Einige muslimische Verbände in Deutschland hätten sich klar von den Taten der Hamas und Antisemitismus distanziert. „Aber nicht alle, und manche zu zögerlich und ich finde, insgesamt zu wenige.“ Die Muslime in Deutschland hätten Anspruch auf Schutz, aber sie müssten sich klar von Antisemitismus distanzieren, um nicht den eigenen Anspruch an Toleranz zu unterlaufen. „Für religiöse Intoleranz ist kein Platz in Deutschland.“

Das Verbrennen israelischer Flaggen sei eine Straftat, das Preisen der Hamas-Taten auch. Der islamistische Antisemitismus aber dürfe nicht darüber hinwegtäuschen, dass es auch einen in Deutschland verfestigten Antisemitismus gebe, auch wenn sich Rechtsextreme aus taktischen Gründen jetzt zurückhielten, um gegen Muslime hetzen zu können.

„Sorge macht mir aber auch der Antisemitismus in Teilen der politischen Linken, und zwar leider auch bei jungen Aktivistinnen und Aktivisten.“ Antikolonialismus dürfe nicht zu Antisemitismus führen. Der Tod und das Leid, das über die Menschen im Gazastreifen komme, sei schlimm, die Menschen bräuchten Unterstützung. „Systematische Gewalt gegen Jüdinnen und Juden kann damit dennoch nicht legitimiert werden.“ Ausdrücklich lobte Habeck die Abgrenzung der deutschen Sektion von Fridays for Future von ihrer internationalen Ebene.

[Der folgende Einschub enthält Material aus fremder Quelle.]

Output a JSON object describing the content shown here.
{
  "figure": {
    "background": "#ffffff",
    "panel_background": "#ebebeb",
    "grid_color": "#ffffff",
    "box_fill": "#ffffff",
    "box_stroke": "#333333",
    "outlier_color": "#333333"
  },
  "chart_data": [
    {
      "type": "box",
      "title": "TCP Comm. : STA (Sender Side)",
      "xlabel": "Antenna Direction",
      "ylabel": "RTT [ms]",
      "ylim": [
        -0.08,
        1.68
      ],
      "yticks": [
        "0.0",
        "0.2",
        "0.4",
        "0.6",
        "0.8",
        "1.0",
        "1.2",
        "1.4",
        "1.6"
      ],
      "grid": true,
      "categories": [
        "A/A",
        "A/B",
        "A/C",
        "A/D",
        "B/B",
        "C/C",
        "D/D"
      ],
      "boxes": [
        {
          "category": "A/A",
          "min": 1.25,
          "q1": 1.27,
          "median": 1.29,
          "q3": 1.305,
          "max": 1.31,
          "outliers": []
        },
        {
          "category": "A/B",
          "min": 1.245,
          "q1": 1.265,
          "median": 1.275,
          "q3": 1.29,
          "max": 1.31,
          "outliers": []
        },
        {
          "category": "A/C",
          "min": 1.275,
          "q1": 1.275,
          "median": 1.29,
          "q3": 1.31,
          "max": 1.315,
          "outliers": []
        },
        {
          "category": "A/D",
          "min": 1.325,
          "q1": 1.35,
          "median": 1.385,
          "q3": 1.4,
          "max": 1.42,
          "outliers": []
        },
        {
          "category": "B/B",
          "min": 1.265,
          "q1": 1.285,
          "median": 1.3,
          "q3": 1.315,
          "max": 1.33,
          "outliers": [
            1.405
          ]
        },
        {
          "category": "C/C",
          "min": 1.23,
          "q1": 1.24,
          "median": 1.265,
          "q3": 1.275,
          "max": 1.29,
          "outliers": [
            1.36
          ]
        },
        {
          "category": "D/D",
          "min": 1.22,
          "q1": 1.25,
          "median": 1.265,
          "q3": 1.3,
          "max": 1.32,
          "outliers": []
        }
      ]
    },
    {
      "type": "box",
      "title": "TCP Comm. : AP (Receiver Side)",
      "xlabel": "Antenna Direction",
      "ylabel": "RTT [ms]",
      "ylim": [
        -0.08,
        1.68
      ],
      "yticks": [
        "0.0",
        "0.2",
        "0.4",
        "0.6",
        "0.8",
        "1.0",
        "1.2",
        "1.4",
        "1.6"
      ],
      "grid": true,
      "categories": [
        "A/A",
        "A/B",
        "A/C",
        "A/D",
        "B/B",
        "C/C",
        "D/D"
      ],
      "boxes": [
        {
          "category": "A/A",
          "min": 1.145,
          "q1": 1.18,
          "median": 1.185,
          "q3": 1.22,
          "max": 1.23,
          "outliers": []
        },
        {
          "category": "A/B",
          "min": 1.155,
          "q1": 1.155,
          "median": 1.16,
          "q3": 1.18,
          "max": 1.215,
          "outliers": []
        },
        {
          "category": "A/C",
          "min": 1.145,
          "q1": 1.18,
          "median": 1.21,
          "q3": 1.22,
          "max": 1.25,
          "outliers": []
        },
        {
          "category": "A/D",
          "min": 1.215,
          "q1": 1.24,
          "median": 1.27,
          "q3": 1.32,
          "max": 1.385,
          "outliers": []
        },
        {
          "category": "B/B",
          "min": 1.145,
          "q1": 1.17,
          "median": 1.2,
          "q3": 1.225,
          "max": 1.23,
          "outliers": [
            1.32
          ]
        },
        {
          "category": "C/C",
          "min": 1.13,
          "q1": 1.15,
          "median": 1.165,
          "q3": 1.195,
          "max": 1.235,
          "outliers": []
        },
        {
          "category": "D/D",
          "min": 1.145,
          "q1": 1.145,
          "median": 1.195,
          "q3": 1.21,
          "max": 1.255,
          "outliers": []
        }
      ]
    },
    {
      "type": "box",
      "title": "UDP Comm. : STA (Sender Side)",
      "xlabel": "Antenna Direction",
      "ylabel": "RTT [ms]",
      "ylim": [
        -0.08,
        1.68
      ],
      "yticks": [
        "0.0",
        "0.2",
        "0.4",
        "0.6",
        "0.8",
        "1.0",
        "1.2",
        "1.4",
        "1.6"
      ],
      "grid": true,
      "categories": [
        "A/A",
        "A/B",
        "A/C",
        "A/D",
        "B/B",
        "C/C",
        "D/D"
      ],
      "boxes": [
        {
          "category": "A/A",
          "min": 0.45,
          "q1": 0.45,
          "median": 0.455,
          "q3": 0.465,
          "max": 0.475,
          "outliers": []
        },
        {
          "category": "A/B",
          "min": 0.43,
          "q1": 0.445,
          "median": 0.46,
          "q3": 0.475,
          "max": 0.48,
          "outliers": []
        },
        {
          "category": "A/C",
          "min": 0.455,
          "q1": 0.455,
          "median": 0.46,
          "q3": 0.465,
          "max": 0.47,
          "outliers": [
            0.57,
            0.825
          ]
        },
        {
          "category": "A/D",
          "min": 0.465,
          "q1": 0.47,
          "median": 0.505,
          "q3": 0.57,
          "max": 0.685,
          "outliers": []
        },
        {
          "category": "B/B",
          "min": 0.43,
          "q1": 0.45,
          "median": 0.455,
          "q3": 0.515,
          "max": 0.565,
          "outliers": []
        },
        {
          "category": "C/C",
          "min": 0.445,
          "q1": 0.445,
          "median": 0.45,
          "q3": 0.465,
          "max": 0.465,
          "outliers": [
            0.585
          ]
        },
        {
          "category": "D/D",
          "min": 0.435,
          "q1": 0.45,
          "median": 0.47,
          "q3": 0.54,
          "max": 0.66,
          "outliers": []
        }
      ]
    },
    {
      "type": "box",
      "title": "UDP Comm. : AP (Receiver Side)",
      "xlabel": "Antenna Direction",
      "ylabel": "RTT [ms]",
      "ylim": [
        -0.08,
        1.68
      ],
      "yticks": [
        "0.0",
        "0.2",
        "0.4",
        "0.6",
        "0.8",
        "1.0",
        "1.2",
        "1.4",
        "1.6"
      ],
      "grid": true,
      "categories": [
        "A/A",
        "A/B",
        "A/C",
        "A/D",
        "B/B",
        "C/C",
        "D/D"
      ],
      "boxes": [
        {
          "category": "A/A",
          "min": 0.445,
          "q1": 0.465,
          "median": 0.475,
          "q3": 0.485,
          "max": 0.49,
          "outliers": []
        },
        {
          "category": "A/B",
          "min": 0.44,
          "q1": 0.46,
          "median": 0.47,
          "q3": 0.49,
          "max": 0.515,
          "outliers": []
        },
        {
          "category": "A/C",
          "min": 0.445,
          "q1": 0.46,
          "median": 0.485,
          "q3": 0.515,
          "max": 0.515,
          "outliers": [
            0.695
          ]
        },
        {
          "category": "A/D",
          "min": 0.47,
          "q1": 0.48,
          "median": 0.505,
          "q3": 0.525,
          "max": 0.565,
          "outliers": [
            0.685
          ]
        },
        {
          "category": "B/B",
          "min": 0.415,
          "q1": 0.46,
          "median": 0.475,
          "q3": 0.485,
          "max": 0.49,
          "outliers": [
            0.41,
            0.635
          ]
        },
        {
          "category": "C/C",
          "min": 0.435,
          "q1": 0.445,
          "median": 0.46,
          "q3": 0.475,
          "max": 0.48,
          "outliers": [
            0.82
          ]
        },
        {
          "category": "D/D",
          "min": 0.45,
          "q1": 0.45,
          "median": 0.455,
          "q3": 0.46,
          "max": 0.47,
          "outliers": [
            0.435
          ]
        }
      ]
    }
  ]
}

Für die Rede gab es Lob, selbst aus der CDU. Zum zweiten Mal seit dem 7. Oktober treffe Robert Habeck den richtigen Ton „wie kein anderer in dieser Bundesregierung“, schreibt etwa die CDU-Vizevorsitzende Karin Prien. „Ein starker, notwendiger Auftritt.“ Auch der Antisemitismus-Beauftragte der Bundesregierung, Felix Klein, sprach zur dpa von einem „wichtigen Beitrag in der aufgeheizten und von Falschmeldungen geprägten Diskussion“. Es gelinge Habeck, ohne Schuldzuweisung an die Verantwortung aller in Deutschland lebenden Menschen zu appellieren, sich für die Sicherheit von Jüdinnen und Juden und gegen Antisemitismus einzusetzen.